Wednesday, January 24, 2018

Strangers On A Train- New Style-Timing Is Everything- Ethan Hawke And Julie Delpy’s Before Sunrise (1995)-Before Sunset (2004)-Before Midnight (2013)-Film Review 



DVD Review

By Alden Riley

Before Sunrise (1995), Before Sunset (2004), Before Midnight (2013), starring Julie Delpy, Ethan Hawkes, directed by master filmmaker of the long story line Richard Linklater

Finally I get an assignment that at least has some relevance to me this trifecta-trilogy under the banner of Before Midnight, Sunrise, Sunset it does not matter which goes first although Sunrise in 1995 when the star-crossed saga begins and set the stage for the sequels it is all the same story of mostly thwarted love between the same two characters and the same two actors, Julie Delpy and Ethan Hawke playing those characters. I will get to the relatively simple, if any human relationships which depend on time ever are simple but let me relate what has been going on to make me make the initial sentence to this piece.

This reprieve after a slew of turkeys blowing smoke over the remains of the sexploitation of the James Bond 007 series under either the Sean Connery regime or the Pierce Brosnan regime where Sandy Salmon and I had to stage a mock “fight” over who was more Bond-ish of the two contestants. Leslie Dumont who now is writing in this space after a long absence would call it the “good old boys” covering up for the bam-bam and eye candy of those mercilessly misanthropic films. Which both Sandy Salmon and I were lambasted for mercilessly by name-and maybe rightly. Then there was that unspeakable craziness around new site manager Greg Green’s ill-begotten attempts to be relevant to the younger crowd by digging down in the mud and going crazy over popcorn-drenched and soda-addled kids with a bunch of reviews on puffed up super-heroes like Batman, Superman, Ironman, Wonder Women and that clot of mutants. I barely made that assignment out alive. Made me wish for the days not so long ago when I was force-fed into an assignment, a documentary about Janis Joplin whom I had never heard of, and which at least did not leave me brain-dead although I still don’t know what the big deal was about her and her admittedly too short live. (That was before Greg’s time, a time when the previous site manager went crazy over his, and half the writers here, youthful excesses in commemorating the Summer of Love, 1967, and I, clueless made the mistake of publicly saying I didn’t know who Janis Joplin was and drew a biopic assignment over Sandy’s head from that guy. That event thereafter started the whole process of regime chance which we are just starting to stabilize now-not without blips like super-secret agents and mutant super-heroes.   
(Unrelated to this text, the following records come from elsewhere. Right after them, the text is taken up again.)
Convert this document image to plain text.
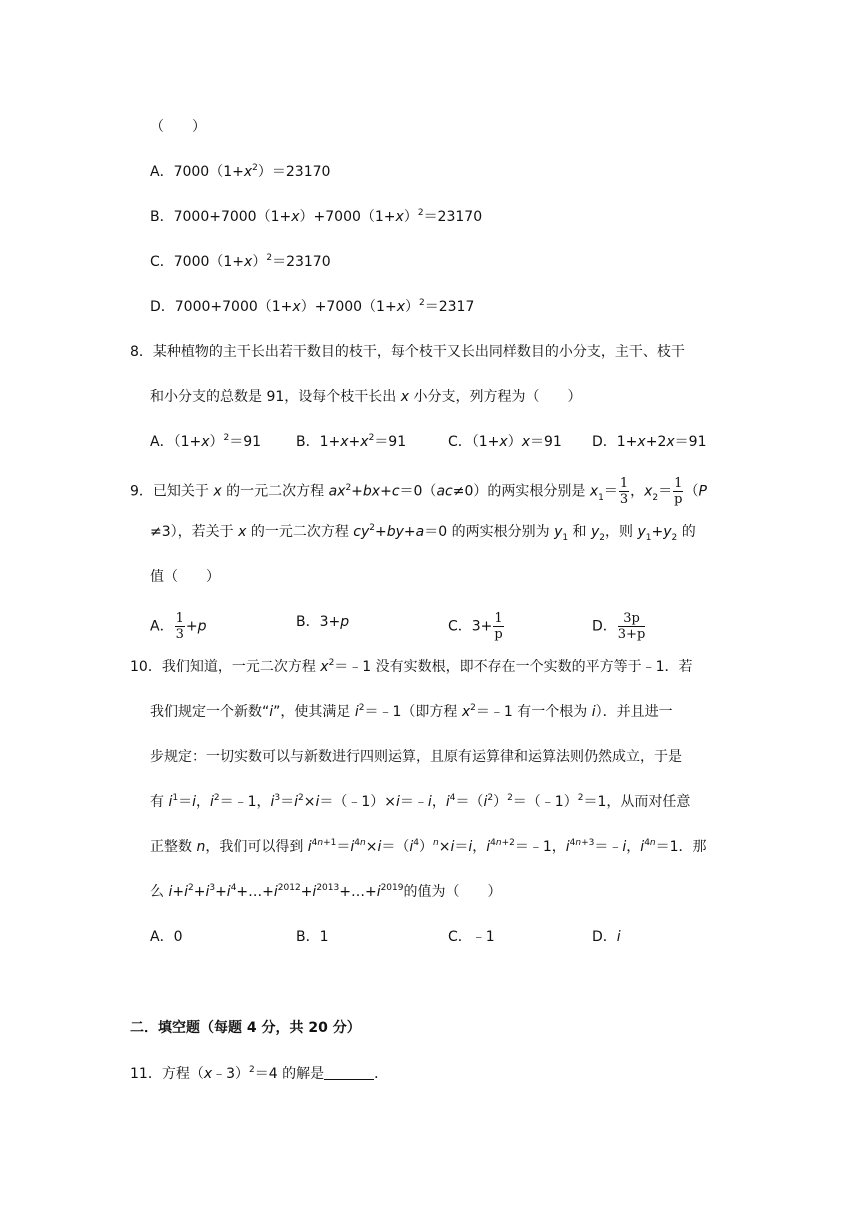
（　　）
A．$7000(1+x^2)=23170$
B．$7000+7000(1+x)+7000(1+x)^2=23170$
C．$7000(1+x)^2=23170$
D．$7000+7000(1+x)+7000(1+x)^2=2317$
8．某种植物的主干长出若干数目的枝干，每个枝干又长出同样数目的小分支，主干、枝干
和小分支的总数是 91，设每个枝干长出 x 小分支，列方程为（　　）
A．$(1+x)^2=91$ B．$1+x+x^2=91$	C．（1+x）x＝91 D．1+x+2x＝91
9．已知关于 x 的一元二次方程 $ax^2+bx+c=0(ac\ne 0)$的两实根分别是 $x_1= \frac{1}{3}$ ，$x_2= \frac{1}{p} (P$
≠3），若关于 x 的一元二次方程 $cy^2+by+a=0$ 的两实根分别为 $y_1$ 和 $y_2$，则 $y_1+y_2$ 的
值（　　）
A． $\frac{1}{3} +p$	B．3+p	C．$3+ \frac{1}{p}$	D． $\frac{3p}{3+p}$
10．我们知道，一元二次方程 $x^2=﹣1$ 没有实数根，即不存在一个实数的平方等于﹣1．若
我们规定一个新数“i”，使其满足 $i^2=﹣1$（即方程 $x^2=﹣1$ 有一个根为 i）．并且进一
步规定：一切实数可以与新数进行四则运算，且原有运算律和运算法则仍然成立，于是
有 $i^1=i$，$i^2=﹣1$，$i^3=i^2\times i=(﹣1)\times i=﹣i$，$i^4=(i^2)^2=(﹣1)^2=1$，从而对任意
正整数 n，我们可以得到 $i^{4n+1}=i^{4n}\times i=(i^4)^n\times i=i$，$i^{4n+2}=﹣1$，$i^{4n+3}=﹣i$，$i^{4n}=1$．那
么 $i+i^2+i^3+i^4+\dots+i^{2012}+i^{2013}+\dots+i^{2019}$的值为（　　）
A．0	B．1	C．﹣1	D．i
二．填空题（每题 4 分，共 20 分）
11．方程（x﹣3）$^2$＝4 的解是	．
Back to the future now though, hopefully. These three films are really a departure since they start on a wicked premise. The two parties meet in Vienna on a train and before you know after hours of intense, witty and arch conversation they are bedded, well, not bedded but rolling in the grass before parting their separate ways. A one night stand when all was said and done with no regrets, a least not enough that they were not so sexually-frenzied that they “forgot” to get each other telephone numbers if not addresses. Frankly I was embarrassed, I blushed when that happened.  Even a holy goof of a high school student would know that was stupid and unheard of. Yeah, a strictly high school sophomore mistake, and maybe really a middle school mistake, which would put you on the dungheap of the school social pecking order.     

Story over, done. Well not quite since they just so happen to meet in New York City nine years later. Not by accident but because the guy had written a thinly-veiled account of their one night of love, one night of sin, shades of Elvis but even he had a hotter version of one night of sin which is the star this one should go under and she meets him at a book signing. They have had separate married lives and he a kid so this one day is fraught with all kinds of missed opportunities.


But there is hope. That wife of his is a bitch and so in the end they will be able to unite. The saga ends with them united but in a “normal” straight-laced “modern marriage” living together with two kids like everybody else in the world. Maybe they are happy, maybe not but throughout all three efforts they try to make all kinds of existential, witty, arch intellectual conversation which saves the story-line which at least has the virtue of making things interesting. The third part of the trilogy maybe did not have to be made but Linklatter (and Hawkes and Deply who co-write) liked to grab the long view. Well worth seeing, seeing in order so you want to view the next one, and the next one even if that last one didn’t have to be made.